6.3 Electromagnetic-Crystal Therapy
Electromagnetic-Crystal therapy was developed in the middle eighties by a physics teacher and scientist; Harry Oldfield, principal and founder of the School of Electro-Crystal therapy in London. The therapy has had noticeable success with a variety of health disorders, and has been reported numerous times in the press, on radio and television, both in the UK and abroad.

In their book; ‘The Dark Side of the Brain’, the authors explain the history and latest state of the art in energy medicine, notably electromagnetic treatment, from early in the 20th century to-date. In this book the authors reiterate that the body is not only a biochemical mix and balance of fluids and solid material. It is very much also a complex network of electromagnetic impulses, of which balance is affected by environmental, nutritional, and psycho-physical stresses and strains.

We already know that the disturbed Sodium-Potassium cell balance, which is expressed in pain, caused by electromagnetic imbalance, can be reversed and re-balanced by the application of electromagnetism.

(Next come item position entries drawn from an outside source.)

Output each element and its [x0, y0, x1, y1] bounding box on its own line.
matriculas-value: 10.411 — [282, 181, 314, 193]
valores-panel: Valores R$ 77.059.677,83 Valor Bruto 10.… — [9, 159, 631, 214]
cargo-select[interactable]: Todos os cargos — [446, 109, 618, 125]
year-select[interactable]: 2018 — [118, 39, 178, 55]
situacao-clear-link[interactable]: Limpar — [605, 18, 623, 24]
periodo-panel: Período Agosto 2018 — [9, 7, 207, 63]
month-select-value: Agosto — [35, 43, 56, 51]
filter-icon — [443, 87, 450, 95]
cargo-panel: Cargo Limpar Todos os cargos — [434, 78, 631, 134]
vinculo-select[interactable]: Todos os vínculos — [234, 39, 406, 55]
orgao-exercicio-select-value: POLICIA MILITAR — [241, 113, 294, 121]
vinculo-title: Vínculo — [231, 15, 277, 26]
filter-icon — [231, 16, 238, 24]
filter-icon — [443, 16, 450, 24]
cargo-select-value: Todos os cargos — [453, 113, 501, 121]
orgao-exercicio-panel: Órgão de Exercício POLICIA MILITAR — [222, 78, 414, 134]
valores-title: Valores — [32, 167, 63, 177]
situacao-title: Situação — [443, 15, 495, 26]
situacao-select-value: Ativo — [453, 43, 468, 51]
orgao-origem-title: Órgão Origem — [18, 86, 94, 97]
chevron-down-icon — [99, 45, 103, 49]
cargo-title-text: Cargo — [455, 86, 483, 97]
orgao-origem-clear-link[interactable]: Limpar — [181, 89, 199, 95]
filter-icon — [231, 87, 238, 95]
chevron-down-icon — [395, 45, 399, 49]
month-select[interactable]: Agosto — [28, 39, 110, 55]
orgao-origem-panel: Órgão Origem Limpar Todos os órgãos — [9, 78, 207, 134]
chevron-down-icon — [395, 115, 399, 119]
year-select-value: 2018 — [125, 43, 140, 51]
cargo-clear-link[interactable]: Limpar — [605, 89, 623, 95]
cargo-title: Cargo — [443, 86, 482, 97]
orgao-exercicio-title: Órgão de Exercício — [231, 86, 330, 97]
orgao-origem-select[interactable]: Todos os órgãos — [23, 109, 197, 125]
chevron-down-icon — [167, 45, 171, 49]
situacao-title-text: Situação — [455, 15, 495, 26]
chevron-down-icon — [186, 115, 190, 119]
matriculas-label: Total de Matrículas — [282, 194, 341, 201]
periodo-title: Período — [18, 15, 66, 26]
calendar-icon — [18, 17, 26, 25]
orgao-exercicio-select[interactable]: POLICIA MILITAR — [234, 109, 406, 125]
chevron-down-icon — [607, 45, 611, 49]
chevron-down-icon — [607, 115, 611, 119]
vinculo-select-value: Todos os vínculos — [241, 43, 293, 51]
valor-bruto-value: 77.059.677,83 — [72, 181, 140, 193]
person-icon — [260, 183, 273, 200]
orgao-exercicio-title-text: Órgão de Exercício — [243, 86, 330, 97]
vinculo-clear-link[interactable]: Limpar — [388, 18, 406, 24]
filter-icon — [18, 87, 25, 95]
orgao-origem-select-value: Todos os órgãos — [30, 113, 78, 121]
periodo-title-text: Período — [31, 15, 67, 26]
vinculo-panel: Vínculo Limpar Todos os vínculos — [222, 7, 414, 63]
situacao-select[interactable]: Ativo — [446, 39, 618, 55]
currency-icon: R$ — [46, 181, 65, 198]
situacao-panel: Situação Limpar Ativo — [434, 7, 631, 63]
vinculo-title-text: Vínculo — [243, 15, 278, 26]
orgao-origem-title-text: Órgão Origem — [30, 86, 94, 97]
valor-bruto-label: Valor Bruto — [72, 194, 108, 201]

We also know that electromagnetic disturbance within living organisms can alter their DNA structure, and cause deformity and ill health.

Therefore, just as pain and disease may be caused by electromagnetic disturbance within the body, so it may be reversed by electromagnetic energy.

According to Albert Einstein, a gram of matter is equivalent to 24 million kilowatts of energy. Imagine a minute fraction of this energy being excited and channelled in a very subtle way by a 9 volt battery operated electromagnetic generator to stimulate the body to activate its own healing pain-repair mechanisms.
This is done with by Electromagnetic-Crystal therapy, whereby a sealed glass tube filled with saline water and natural quartz crystals, is connected to this portable electromagnetic generator.

Crystals and their therapeutic effects have been known for thousands of years - since ancient Egypt, and were documented on ancient parchments and pyramids. Electromagnetic-Crystal therapy combines ancient wisdom with modern technology.